Чайная пурга над островом желаний

Алексей Мальцев 2
Откуда он помнит это лицо? Эту отрешенную интонацию, с которой его обладательница произнесла безысходное:
- Помогите, доктор, не могу больше…
И легко взлетевшие вверх руки, когда начал прослушивать ее сердце. Он узнал их, это уже было в его жизни. Только когда?
Из того, что не выветрилось повседневностью, не заслонилось другим, более сочным и наваристым, память привычно сканировала эпизод за эпизодом - где могли фигурировать эти, как будто сточенные, уголки губ, слегка вздернутый нос с горстью веснушек, едва уловимая надтреснутость голоса, - но подобия не находила.
Герман вдруг понял, что не сможет оперировать Анну Олеговну Зотову, не вспомнив ее.
Комбинированный аортально-митральный порок, максимальная доза лекарств… Весь набор в наличии: многолетний ревматизм, печень, одышка, отеки. Предстояло вшить два клапана.
Все ясно. Кроме одного – откуда он ее знает?!
Когда в бинокулярах подошел к операционному столу, когда увидел остановленное сердце, его словно самого потоком крови выпихнуло из левого желудочка в аорту: вспомнил все. Разом!
Он знал, куда его несет: в далекие семидесятые, в тот самый злополучный день ее рождения, разделивший его жизнь на две части: «до» и «после». День его позора, его фиаско.
Ее перевели в их класс в последней четверти, считай – перед самыми экзаменами.

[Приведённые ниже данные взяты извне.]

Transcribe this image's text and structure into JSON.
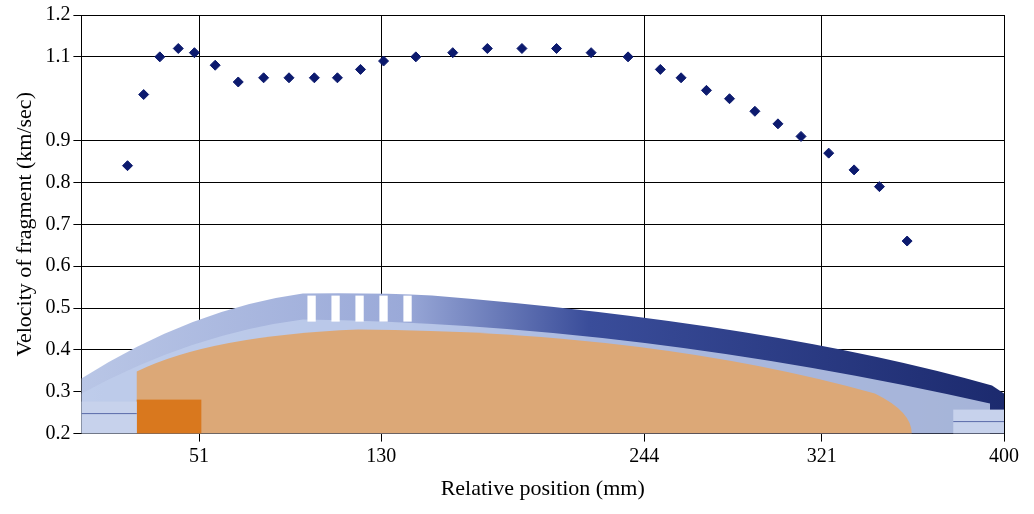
{
  "chart_data": {
    "type": "scatter",
    "x_label": "Relative position (mm)",
    "y_label": "Velocity of fragment (km/sec)",
    "x": [
      20,
      27,
      34,
      42,
      49,
      58,
      68,
      79,
      90,
      101,
      111,
      121,
      131,
      145,
      161,
      176,
      191,
      206,
      221,
      237,
      251,
      260,
      271,
      281,
      292,
      302,
      312,
      324,
      335,
      346,
      358
    ],
    "values": [
      0.84,
      1.01,
      1.1,
      1.12,
      1.11,
      1.08,
      1.04,
      1.05,
      1.05,
      1.05,
      1.05,
      1.07,
      1.09,
      1.1,
      1.11,
      1.12,
      1.12,
      1.12,
      1.11,
      1.1,
      1.07,
      1.05,
      1.02,
      1.0,
      0.97,
      0.94,
      0.91,
      0.87,
      0.83,
      0.79,
      0.66
    ],
    "color": "#0c1a6e",
    "marker": "diamond",
    "xlim": [
      0,
      400
    ],
    "xticks": [
      51,
      130,
      244,
      321,
      400
    ],
    "ylim": [
      0.2,
      1.2
    ],
    "yticks": [
      0.2,
      0.3,
      0.4,
      0.5,
      0.6,
      0.7,
      0.8,
      0.9,
      1.1,
      1.2
    ],
    "grid": true
  }
}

Стройная, кареглазая, с редкими веснушками – она сразу же приковала внимание парней, в один миг спутав всю иерархию привязанностей и симпатий. Их роман был подобен фотовспышке: ненадолго ослепил обоих, оборвавшись гитарной струной...
Танцы в полутьме, ужимки, жаркий шепот на ушко…

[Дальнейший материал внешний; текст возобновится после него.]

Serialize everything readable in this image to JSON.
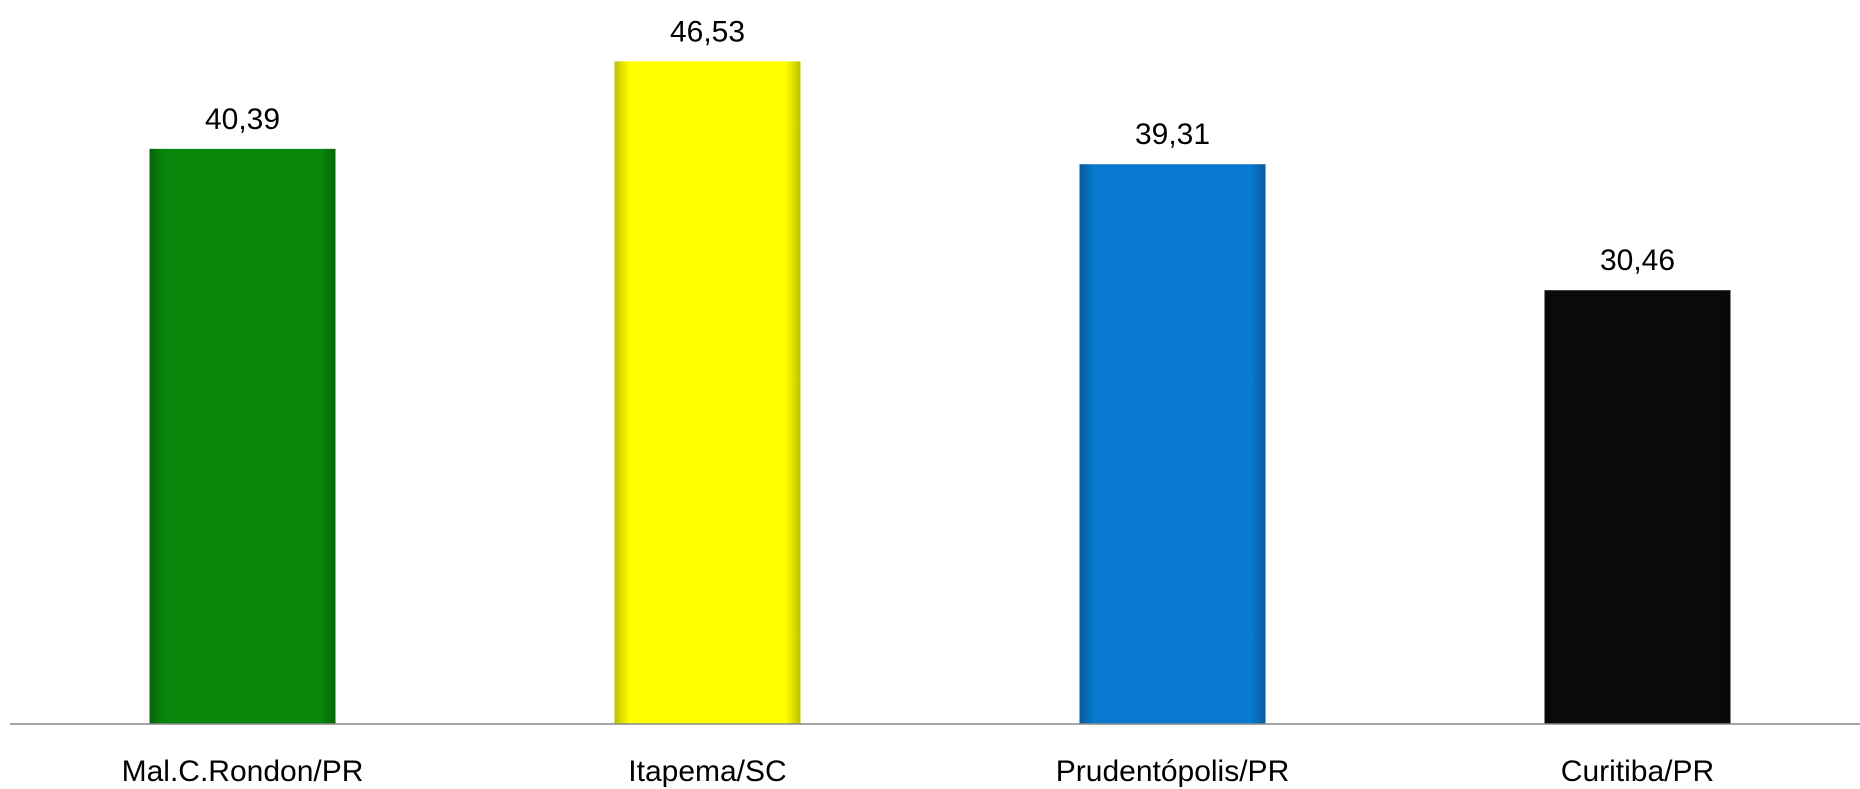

Не ожидая никаких подводных камней, Герман уверенно строил планы на будущее. Звучали тосты за виновницу торжества, за учителей, за окончание школы, за будущее счастье, которое обязательно улыбнется каждому…
Школа с ее экзаменами позади. Все, они – взрослые!
Когда Аня внесла торт, ее встретили аплодисментами.
- Я назвала его «Остров желаний», - торжественно объявила девушка. – Пусть каждый загадает свое… перед тем, как откусить. Оно непременно сбудется, я обещаю.
Помнится, пили кофе с ликером, ели торт, нахваливая хозяйку.
Потом все разбрелись по углам, парни вышли на балкон покурить, почему они остались вдвоем за столом – он не помнит. Она протянула ему коробку с чайными пакетиками:
- Помоги, пожалуйста…
И – исчезла на кухне. Требовалось всего-ничего: разложить их по чашкам, залить кипятком, но... Но Герман этого не знал! Тогда, в семидесятых, он увидел чайные пакетики впервые в жизни! И спросить не у кого!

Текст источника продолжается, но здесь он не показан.